Une œuvre nourrie par la recherche
Si les créations de Mablé Agbodan possèdent une telle densité, c'est aussi parce qu'elles s'appuient sur plus de vingt années de recherches consacrées aux patrimoines textiles africains. Née au Togo, l'artiste a parcouru plusieurs pays du continent pour rencontrer des artisans, documenter leurs techniques et parfois retrouver des savoir-faire en voie de disparition. « Cette exposition réunit la créatrice, la chercheuse, la femme engagée et l'entrepreneure que je suis », explique-t-elle. Cette pluralité d'expériences confère à son travail une dimension singulière où la recherche nourrit la création, et où la création devient à son tour un outil de transmission.
Une autre manière de créer
Au-delà de la qualité esthétique des œuvres présentées, La Matière en Dialogue défend une véritable éthique de la création. L'artiste revendique une pratique plus lente, plus attentive aux ressources naturelles, aux territoires et aux femmes et aux hommes qui perpétuent ces savoir-faire. Son travail démontre qu'il est possible de produire une création contemporaine ambitieuse sans rompre avec les héritages culturels ni avec les exigences du développement durable. Cette démarche confère à son œuvre une portée qui dépasse le seul univers artistique pour rejoindre les préoccupations sociales et environnementales actuelles.

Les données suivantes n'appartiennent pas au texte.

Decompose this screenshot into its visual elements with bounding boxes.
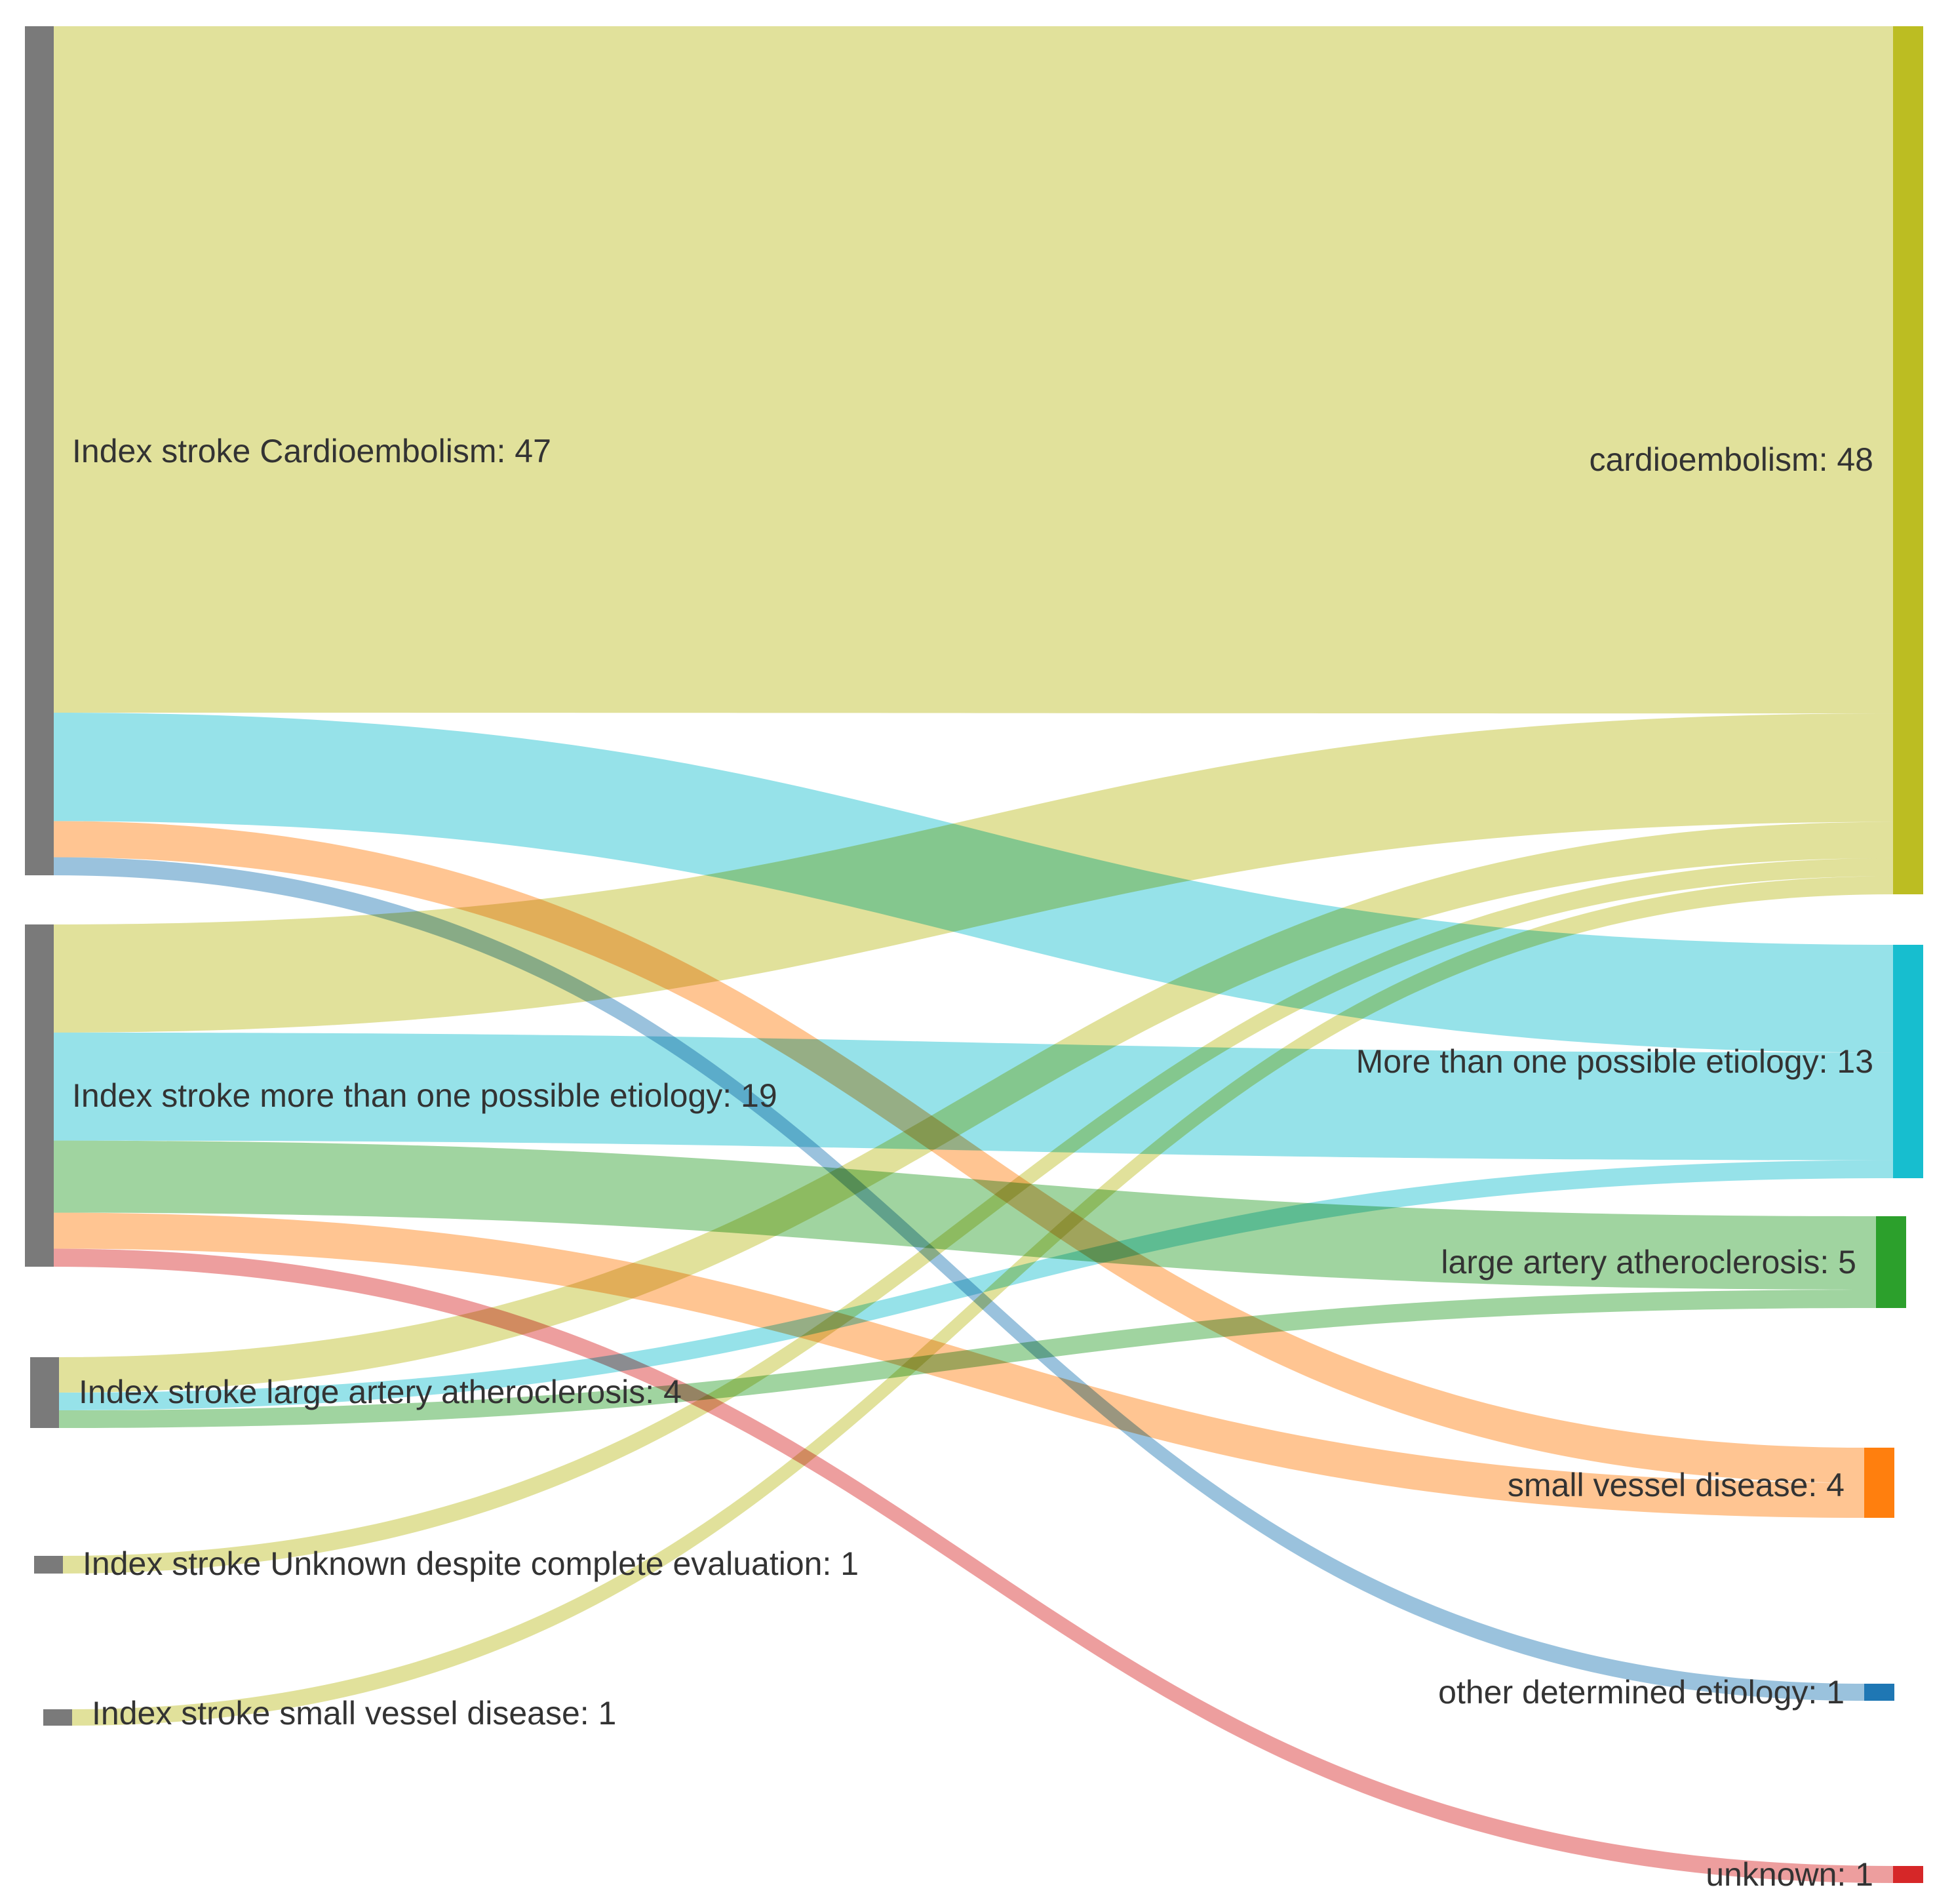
flow-link-svd-to-ce	[72, 876, 1893, 1726]
source-node-more	[25, 924, 54, 1267]
flow-link-more-to-ce	[54, 713, 1893, 1033]
target-node-more	[1893, 945, 1923, 1178]
target-node-ce	[1893, 26, 1923, 894]
flow-link-more-to-unk	[54, 1248, 1893, 1883]
target-node-unk	[1893, 1866, 1923, 1883]
flow-link-ce-to-svd	[54, 821, 1864, 1483]
target-label-svd: small vessel disease: 4	[1508, 1467, 1845, 1503]
source-node-unk	[34, 1556, 63, 1574]
target-label-unk: unknown: 1	[1706, 1856, 1873, 1893]
target-label-other: other determined etiology: 1	[1438, 1674, 1845, 1711]
source-label-laa: Index stroke large artery atheroclerosis…	[79, 1374, 682, 1410]
source-label-more: Index stroke more than one possible etio…	[72, 1077, 777, 1114]
source-node-ce	[25, 26, 54, 875]
target-node-other	[1864, 1684, 1894, 1701]
flow-link-ce-to-ce	[54, 26, 1893, 714]
flow-link-ce-to-other	[54, 857, 1864, 1701]
source-label-svd: Index stroke small vessel disease: 1	[92, 1695, 616, 1732]
flow-link-laa-to-ce	[59, 822, 1893, 1393]
target-node-laa	[1876, 1216, 1906, 1308]
source-label-unk: Index stroke Unknown despite complete ev…	[83, 1545, 859, 1582]
target-label-ce: cardioembolism: 48	[1589, 441, 1873, 478]
source-label-ce: Index stroke Cardioembolism: 47	[72, 433, 551, 469]
source-node-svd	[43, 1709, 72, 1726]
flow-link-laa-to-more	[59, 1160, 1893, 1410]
source-node-laa	[30, 1357, 59, 1428]
flow-link-laa-to-laa	[59, 1290, 1876, 1428]
target-label-laa: large artery atheroclerosis: 5	[1441, 1244, 1856, 1280]
target-node-svd	[1864, 1448, 1894, 1518]
sankey-labels: Index stroke Cardioembolism: 47 Index str…	[72, 433, 1873, 1893]
target-label-more: More than one possible etiology: 13	[1356, 1043, 1873, 1080]
sankey-links	[54, 26, 1893, 1883]
sankey-nodes	[25, 26, 1923, 1883]
flow-link-unk-to-ce	[63, 858, 1893, 1574]
flow-link-more-to-laa	[54, 1140, 1876, 1290]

Une expérience qui transforme le regard
En quittant l'Orangerie du Sénat, le visiteur ne regarde plus un textile, une fibre végétale ou un morceau de cuir de la même manière. C'est précisément l'expérience que souhaite provoquer Mablé Agbodan. « J'aimerais que le visiteur reparte avec un regard renouvelé sur les patrimoines africains. Qu'il ne voie plus un textile, une fibre ou une matière comme un simple matériau, mais comme un patrimoine vivant. », dit-elle. Si cette transformation du regard s'opère, alors, selon ses propres mots, « le dialogue aura eu lieu ».
Une exposition nécessaire
À une époque où les questions de mémoire, de durabilité et de réappropriation des patrimoines occupent une place centrale dans les débats culturels, La Matière en Dialogue apparaît comme une proposition particulièrement pertinente. Sans discours démonstratif, Mablé Agbodan rappelle que les matières portent des histoires, que les savoir-faire sont des patrimoines vivants et que la création contemporaine peut devenir un puissant outil de transmission. Son exposition ne célèbre pas seulement la beauté des fibres ; elle invite à repenser notre rapport aux objets, aux héritages et au temps. Plus qu'un parcours artistique, La Matière en Dialogue est une invitation à écouter ce que les matières ont encore à nous apprendre sur nous-mêmes et sur le monde.